8年ぶりのお留守番
横浜の実家に里帰りをして、もうすぐ2週間。
すっかりこの家の人に戻ったかと思えば、そうではない。自分の家ではあるけれども、どこか自分の知っている家ではなく、父と母の関係性は実家を出た8年前とは何かが変化していて、私はこの家から随分遠のいたのだなと感じる。
実家では、出てきたご飯を食べ、ソファに座って物書きをしたり、パソコンやスマホを見ながらこれからの自分のことを考えたりして、夜になったらお風呂に入って寝るだけ。
普段夫と2人で生活している中では絶対に耳にしない、父と母の生活感のある会話、父がよく見るゴルフ番組や車番組、ちっとも面白くないお笑い番組がノイズになって、自分の思考を乱されるのも、なんだか懐かしい。
それが、今日はこの家に私ひとりでお留守番なのである。
昼過ぎから父と母が、歩くのも億劫な私を置いて買い物に出かけた。少し丘の上にあるマンションの7階の窓からみる外は、雲ひとつなく晴れていて、スッキリしていた。4月上旬だというのに20度を超える夏日らしく、今日私に会いに実家に来てくれる夫は「半袖で行くね」とちょっと楽しそうに言っていた。春の強風でベランダに干した洗濯物が、父が大切にしている盆栽に引っかかっていて、私はベランダに出てなおしてあげたけれど、また引っかかったのでそのままにしておいた。
お留守番の時間に、私は久しぶりに本を読む。
今のわたしにきっと合うよと本好きの友人が進めてくれた江國香織さんの「やわらかなレタス」。1話5ページくらいの短編のエッセイで、普段本を読まない私でも読んでみようかなと思える薄さだ。

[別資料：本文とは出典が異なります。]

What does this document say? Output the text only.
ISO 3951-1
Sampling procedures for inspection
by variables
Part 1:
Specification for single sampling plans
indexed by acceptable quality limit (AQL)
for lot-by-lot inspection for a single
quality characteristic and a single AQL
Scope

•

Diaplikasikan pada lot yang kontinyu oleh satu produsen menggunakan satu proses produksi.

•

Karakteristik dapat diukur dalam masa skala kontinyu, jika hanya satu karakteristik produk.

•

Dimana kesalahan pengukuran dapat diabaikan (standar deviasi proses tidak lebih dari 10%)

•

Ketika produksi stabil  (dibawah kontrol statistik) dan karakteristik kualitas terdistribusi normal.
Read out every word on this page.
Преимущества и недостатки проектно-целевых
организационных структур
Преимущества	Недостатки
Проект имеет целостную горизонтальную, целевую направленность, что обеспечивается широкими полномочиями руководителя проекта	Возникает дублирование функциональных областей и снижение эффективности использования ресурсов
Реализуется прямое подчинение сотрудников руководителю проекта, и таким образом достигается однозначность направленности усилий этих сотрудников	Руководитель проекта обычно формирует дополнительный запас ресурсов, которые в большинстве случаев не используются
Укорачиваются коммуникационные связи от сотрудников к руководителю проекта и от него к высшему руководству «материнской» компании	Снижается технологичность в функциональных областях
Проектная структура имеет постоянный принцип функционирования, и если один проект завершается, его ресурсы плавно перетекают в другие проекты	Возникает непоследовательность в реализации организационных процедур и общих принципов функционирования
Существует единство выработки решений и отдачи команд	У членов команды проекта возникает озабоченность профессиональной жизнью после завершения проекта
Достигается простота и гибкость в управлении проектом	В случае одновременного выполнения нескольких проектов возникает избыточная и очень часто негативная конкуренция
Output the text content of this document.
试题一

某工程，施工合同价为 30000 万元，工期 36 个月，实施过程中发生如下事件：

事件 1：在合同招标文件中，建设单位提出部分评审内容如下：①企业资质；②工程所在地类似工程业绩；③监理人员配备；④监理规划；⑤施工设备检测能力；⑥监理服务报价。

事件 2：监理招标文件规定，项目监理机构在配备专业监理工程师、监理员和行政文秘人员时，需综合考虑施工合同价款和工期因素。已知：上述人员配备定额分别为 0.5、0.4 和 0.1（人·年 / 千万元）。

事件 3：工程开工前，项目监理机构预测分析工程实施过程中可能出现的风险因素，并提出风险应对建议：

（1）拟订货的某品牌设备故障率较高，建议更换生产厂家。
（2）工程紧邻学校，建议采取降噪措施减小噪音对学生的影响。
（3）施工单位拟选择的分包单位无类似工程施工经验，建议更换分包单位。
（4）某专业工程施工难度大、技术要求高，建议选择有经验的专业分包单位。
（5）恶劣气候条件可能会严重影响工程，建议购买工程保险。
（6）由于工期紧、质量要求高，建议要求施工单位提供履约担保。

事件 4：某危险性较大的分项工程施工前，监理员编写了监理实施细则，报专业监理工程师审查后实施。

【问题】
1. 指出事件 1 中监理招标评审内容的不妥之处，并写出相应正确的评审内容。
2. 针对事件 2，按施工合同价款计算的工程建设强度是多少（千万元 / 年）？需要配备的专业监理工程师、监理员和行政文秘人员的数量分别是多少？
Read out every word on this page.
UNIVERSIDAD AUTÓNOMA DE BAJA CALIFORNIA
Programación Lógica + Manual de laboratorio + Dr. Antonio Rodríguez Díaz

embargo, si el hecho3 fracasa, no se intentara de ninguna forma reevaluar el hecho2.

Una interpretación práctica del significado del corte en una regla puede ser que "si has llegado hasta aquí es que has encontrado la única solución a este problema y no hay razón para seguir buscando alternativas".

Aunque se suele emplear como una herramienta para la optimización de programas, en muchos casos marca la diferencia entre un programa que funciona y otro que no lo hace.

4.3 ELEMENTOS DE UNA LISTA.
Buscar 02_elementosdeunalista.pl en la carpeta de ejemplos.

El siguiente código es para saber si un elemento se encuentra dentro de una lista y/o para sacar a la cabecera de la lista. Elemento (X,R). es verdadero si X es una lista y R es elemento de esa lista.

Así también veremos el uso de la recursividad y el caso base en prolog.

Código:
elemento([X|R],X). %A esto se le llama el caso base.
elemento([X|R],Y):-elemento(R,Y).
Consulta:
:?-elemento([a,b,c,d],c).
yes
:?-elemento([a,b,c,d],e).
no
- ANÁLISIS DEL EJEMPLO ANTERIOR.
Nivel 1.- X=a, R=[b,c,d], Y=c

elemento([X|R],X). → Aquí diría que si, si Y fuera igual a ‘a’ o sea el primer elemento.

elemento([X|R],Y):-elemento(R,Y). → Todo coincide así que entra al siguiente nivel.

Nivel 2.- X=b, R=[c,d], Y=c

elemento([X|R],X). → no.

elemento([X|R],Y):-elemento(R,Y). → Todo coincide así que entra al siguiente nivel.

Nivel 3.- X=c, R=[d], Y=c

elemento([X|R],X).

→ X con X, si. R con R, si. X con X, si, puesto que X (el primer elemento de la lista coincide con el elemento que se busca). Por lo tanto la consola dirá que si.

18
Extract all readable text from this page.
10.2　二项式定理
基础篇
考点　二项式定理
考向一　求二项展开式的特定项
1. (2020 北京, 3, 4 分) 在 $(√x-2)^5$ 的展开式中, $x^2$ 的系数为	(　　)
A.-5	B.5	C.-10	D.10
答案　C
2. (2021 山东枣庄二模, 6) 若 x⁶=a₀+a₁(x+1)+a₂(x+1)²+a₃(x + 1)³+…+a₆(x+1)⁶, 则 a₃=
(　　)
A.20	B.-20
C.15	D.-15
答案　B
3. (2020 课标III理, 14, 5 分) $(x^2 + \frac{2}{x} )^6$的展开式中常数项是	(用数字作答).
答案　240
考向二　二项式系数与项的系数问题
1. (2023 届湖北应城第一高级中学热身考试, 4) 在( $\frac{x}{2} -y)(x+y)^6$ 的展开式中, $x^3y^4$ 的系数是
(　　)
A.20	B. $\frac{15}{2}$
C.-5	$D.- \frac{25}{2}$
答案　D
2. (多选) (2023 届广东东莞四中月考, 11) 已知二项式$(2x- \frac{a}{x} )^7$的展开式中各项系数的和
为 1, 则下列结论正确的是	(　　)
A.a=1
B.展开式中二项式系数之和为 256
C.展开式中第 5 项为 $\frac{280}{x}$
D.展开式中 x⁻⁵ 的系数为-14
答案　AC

こんなに天気のいい日に広い家で本を読むのは、なんて贅沢な時間なんだと思いながら、優しいピンク色の表紙をめくる。
デジタルな文章を読み続けてきた私には、紙で読む縦書きの文章が心地よい。マンションの下の公園から子どもの遊び声が聞こえる。遠くから聞こえる声はノイズにはならなくて、今この瞬間、贅沢なお留守番をしていることを認識させてくれる。
と、こんなにも気持ちの良い時間を過ごしていたのに、大きな音でインターフォンが鳴った。昔からお留守番中の来客はソワソワする。
「はい」と出るとぶっきらぼうな「宅急便です」の声が聞こえて、ちょっと戸惑ってからオートロックのボタンを開ける。
「はあ、せっかくのお留守番時間が・・」と急に現実に呼び戻されてガックリきていたんだけれど、玄関で受け取った荷物は、わたしがこれから産まれる君を大切に撮りたいと思って買った、実家を受け取り先にしていたカメラのレンズだった。
「このレンズで君をどんな風に撮ろうかな」贅沢なお留守番の時間はまだ続く。